YES Bank slumps after bad loans rise
Shares of YES Bank slumped 7.4 per cent after investors took fright at revised bad loan figures which were four times higher than those previously reported by the Mumbai-based lender.
Earlier this week, the Reserve Bank of India (RBI) had fined YES Bank, controlled by billionaire Rana Kapoor, for under-reporting its bad loans in audited results for the year to March 31. The bank also underestimated its soured loans in the preceding two fiscal years, according to previous filings.
“The level of divergence between asset-quality figures that the bank has been reporting for the last three years and what the regulator found in its assessments has been scary,” said Diksha Gera, a Bloomberg Intelligence analyst in Singapore.
Gross non-performing assets (NPAs) were Rs 8,370 crore in the year to March 31, compared with the bank’s previously reported figure of Rs 2,020 crore.
YES Bank does not expect any further divergence between its reported bad loan ratios and the central bank’s assessment, Kapoor had said. Net income rose 25 per cent to Rs 1,000 crore in the September quarter, according to an exchange filing.
Bank of America Merrill Lynch cut its earnings estimates by five per cent and price target to Rs 475, from Rs 500 previously.

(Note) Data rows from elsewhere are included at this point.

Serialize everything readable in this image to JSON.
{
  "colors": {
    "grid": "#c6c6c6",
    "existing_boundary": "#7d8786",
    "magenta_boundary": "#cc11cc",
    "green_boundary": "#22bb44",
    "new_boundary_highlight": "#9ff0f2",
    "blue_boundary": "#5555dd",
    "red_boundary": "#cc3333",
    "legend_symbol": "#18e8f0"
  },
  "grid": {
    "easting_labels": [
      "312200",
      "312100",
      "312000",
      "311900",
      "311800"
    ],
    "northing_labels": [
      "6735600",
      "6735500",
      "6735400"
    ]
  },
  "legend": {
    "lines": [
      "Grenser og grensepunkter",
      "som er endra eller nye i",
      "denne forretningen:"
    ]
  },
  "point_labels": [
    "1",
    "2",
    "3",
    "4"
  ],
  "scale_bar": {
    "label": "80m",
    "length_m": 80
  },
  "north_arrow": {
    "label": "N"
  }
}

“We run a stress scenario assuming doubling of new NPLs (slippages) from here on and credit costs rising to 1.1 per cent. With this, we still believe the bank, with its superior operating performance delivery, can absorb such a scenario, if it plays out and yet deliver about 25 per cent net profit growth in FY18/19. Such a scenario should still bring in 18-19 per cent return on equity in FY18/19 (versus 20 per cent estimated earlier),” said the brokerage in a note.